On World Oceans Day, Ban Urges Countries to Protect Marine Environment Mon, Jun 11, 2012
8 June 2012 - United Nations Secretary-General Ban Ki-moon Friday urged countries to boost their efforts to protect the world's oceans, which are threatened by overfishing, toxic waste, and climate change.
"We must do more for our world's oceans, which are threatened by pollution, depleted fishery resources, the impacts of climate change and the deterioration of the marine environment," Mr. Ban said in his message marking World Oceans Day, which also coincides with the 30th anniversary of the UN Convention on the Law of the Sea - the so-called 'constitution of the oceans.'
Given the important role played by oceans for the planet's food security, and the health and survival of all life, as well energy needs, the General Assembly decided that, from 2009, 8 June would be designated by the United Nations as 'World Oceans Day' to raise global awareness of the current challenges faced by the international community in connection with the oceans.
According to a report launched by UNEP early this year, healthy seas and coasts would pay dividends in a Green Economy. The report, Green Economy in a Blue World, argues that the ecological health and economic productivity of marine and coastal ecosystems, which are currently in decline around the globe, can be boosted by shifting to a more sustainable economic paradigm that taps their natural potential - from generating renewable energy and promoting eco-tourism, to sustainable fisheries and transport.
In his message, Mr. Ban stressed that the UN Conference on Sustainable Development (Rio+20), in Brazil later this month, will provide a once in a generation opportunity for Member States to act and have a significant impact on this issue.
"The protection of the world's oceans and coasts is among the key goals of [Rio+20]," he said. "Rio+20 must mobilize the United Nations, governments and other partners to improve the management and conservation of oceans through initiatives to curb overfishing, improve protection of the marine environment and reduce ocean pollution and the impact of climate change."
The Secretary-General also called on governments that have not done so to ratify the UN Convention on the Law of the Sea, which governs all aspects of ocean space, from delimitation of maritime boundaries, environmental regulations, scientific research, commerce and the settlement of international disputes involving marine issues.

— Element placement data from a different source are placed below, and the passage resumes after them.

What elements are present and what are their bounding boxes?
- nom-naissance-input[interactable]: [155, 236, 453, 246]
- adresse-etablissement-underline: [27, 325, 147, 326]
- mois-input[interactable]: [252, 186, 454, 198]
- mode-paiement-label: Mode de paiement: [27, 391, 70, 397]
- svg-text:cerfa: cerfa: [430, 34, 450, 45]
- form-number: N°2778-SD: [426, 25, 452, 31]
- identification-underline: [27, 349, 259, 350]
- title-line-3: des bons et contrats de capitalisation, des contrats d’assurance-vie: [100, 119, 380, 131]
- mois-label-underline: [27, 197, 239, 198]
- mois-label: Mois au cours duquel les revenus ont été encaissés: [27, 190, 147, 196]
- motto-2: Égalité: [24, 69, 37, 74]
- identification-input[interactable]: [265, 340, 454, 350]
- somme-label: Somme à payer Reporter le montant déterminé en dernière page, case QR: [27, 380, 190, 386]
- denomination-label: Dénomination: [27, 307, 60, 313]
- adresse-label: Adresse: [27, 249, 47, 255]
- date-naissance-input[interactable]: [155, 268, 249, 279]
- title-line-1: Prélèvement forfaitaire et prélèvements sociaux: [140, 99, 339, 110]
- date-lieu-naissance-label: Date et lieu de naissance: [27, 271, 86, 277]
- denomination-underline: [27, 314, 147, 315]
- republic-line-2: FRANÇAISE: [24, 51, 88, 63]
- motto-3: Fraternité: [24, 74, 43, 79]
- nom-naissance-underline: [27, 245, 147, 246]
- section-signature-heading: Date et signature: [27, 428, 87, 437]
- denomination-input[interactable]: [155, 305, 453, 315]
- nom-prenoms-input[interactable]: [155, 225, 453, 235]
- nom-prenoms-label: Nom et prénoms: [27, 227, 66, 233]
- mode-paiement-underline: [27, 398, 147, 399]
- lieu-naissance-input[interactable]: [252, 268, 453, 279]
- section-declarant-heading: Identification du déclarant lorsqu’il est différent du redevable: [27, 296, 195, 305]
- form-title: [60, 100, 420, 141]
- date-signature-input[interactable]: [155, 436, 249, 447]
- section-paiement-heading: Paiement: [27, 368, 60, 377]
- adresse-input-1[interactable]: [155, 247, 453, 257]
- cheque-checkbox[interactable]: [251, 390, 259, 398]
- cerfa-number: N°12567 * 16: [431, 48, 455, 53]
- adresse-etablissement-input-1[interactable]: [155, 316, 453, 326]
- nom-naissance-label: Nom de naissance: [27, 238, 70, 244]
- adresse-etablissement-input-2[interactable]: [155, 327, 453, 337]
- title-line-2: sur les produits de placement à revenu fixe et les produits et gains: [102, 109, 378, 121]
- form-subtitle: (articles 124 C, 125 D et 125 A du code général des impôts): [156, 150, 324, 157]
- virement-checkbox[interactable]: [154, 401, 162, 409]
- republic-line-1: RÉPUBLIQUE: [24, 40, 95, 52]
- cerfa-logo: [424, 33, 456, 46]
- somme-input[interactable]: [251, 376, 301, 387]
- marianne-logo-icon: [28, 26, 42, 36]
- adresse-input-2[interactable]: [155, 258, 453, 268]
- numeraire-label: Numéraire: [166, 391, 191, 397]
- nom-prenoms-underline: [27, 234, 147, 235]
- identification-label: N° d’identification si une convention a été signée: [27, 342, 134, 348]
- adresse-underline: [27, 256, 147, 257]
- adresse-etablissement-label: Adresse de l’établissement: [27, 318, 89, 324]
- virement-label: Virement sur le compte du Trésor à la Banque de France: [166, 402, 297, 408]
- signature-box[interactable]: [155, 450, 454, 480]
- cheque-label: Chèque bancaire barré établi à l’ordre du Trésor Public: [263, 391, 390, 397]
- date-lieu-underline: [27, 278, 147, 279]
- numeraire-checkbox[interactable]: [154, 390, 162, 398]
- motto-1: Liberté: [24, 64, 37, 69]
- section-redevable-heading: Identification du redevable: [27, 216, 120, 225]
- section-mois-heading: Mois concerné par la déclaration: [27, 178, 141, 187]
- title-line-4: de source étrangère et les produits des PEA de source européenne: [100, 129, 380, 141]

The Convention was first opened for signature in 1982 and entered into force in 1994; it has so far been ratified by 60 States.
"We can learn from three decades of experience with the Convention, which should continue to be our guide in establishing the rule of law on the world's oceans and seas," Mr. Ban told a group of experts at a roundtable panel discussion commemorating the Convention, at UN Headquarters in New York.
The convention is "an important contribution to the maintenance of peace, justice and progress for all peoples of the world," Mr. Ban underlined. "Let us make 2012 another milestone year for the world's oceans, so that we can set sail toward the future we want."